Antidepresi Bisa Sebabkan Ketergantungan Yang Susah Diobati
Senin, 11 Mei 2009 11:28 WIB
TEMPO Interaktif, Jakarta: Dua puluh tahun lalu, obat anti depresi pertama kali diakreditasi oleh dinas makanan dan obat Amerika Serikat. Ketika itu dianggap sebagai penemuan luar biasa, karena efektif mengatasi depresi.
Sejak itu penjualan obat anti depresi langsung meningkat pesat, berbagai perusahaan farmasi memproduksinya dengan berbagai varian. Obat antidepresi pun menjadi segmen pasar obat yang menggiurkan. Saat ini, anti depresi merupakan obat yang paling tinggi tingkat penjualannya di pasar jenis obat yang dijual bebas, di Amerika Serikat.

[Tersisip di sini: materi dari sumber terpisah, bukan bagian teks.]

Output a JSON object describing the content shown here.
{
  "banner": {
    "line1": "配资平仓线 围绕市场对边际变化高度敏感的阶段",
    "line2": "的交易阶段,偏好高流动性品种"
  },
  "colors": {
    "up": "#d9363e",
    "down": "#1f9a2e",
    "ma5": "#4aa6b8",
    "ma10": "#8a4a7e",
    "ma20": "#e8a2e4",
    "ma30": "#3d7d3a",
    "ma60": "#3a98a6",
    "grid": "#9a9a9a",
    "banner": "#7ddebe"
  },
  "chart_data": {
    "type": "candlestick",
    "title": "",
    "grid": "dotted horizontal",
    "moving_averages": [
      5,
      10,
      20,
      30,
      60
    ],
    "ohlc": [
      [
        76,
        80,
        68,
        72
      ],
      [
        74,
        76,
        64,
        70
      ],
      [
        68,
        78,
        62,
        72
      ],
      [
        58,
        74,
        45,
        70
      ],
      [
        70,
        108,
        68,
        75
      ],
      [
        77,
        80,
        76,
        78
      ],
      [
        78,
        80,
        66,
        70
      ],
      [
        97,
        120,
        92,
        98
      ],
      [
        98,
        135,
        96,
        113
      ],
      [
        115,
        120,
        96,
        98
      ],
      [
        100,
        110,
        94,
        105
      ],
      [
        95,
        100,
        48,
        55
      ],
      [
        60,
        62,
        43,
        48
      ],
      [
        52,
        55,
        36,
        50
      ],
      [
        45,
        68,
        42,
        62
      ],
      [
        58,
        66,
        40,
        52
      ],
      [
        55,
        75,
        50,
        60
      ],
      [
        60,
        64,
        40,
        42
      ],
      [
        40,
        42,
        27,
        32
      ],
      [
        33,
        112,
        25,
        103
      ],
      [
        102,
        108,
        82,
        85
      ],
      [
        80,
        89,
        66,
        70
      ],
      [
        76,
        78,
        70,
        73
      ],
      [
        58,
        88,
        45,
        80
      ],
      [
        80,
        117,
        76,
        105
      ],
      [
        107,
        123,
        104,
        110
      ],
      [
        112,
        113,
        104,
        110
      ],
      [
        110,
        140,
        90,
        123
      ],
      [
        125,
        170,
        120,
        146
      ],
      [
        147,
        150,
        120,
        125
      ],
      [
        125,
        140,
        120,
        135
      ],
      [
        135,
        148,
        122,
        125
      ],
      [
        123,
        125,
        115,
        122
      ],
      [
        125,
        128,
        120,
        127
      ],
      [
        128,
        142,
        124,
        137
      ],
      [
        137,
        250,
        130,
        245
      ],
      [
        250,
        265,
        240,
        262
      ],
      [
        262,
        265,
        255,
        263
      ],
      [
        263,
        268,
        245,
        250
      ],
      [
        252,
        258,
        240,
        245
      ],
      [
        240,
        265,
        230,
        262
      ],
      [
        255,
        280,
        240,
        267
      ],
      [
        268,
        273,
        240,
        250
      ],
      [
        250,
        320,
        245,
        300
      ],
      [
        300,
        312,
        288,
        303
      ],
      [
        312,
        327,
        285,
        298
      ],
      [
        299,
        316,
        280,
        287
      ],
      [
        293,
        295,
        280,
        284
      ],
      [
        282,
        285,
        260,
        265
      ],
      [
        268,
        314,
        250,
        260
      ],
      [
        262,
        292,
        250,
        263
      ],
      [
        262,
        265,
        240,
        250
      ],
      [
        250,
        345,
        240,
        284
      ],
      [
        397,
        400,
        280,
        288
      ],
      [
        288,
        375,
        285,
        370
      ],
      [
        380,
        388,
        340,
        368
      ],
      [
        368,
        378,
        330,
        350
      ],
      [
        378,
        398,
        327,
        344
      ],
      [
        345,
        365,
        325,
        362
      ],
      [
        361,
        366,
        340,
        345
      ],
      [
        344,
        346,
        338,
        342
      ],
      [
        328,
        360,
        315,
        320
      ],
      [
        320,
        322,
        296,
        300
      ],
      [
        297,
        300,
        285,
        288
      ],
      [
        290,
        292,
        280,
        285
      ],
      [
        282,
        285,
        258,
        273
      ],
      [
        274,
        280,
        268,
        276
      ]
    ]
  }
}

Hasil penelitian, seiring dengan peningkatan konsumsi obat anti depresi, ternyata secara korelasi regresional jumlah penderita depresi di Amerika juga meningkat pesat. Sehingga memunculkan dugaan obat ini telah mengakibatkan ketergantungan obat bagi para pemakainya, yang tak menyembuhkan, malah semakin meningkatkan depresinya. Akibat penggunaannya yang sudah sering over dosis.
Antidepresi, secara kimiawi bekerja dengan peningkatan jumlah kandungan neurotransmitter serotonin di syaraf otak, sehingga dapat meningkatkan pengaruh 'rasa nyaman' pada pemakai. Selama ini memang telah berjasa membantu rasa penderitaan bagi para penderita depresi. Namun penggunaan obat ini telah berubah tak hanya buat penderita depresi, tetapi juga digunakan sebagai obat perangsang untuk mengatasi rasa kesepian atau rendah energi.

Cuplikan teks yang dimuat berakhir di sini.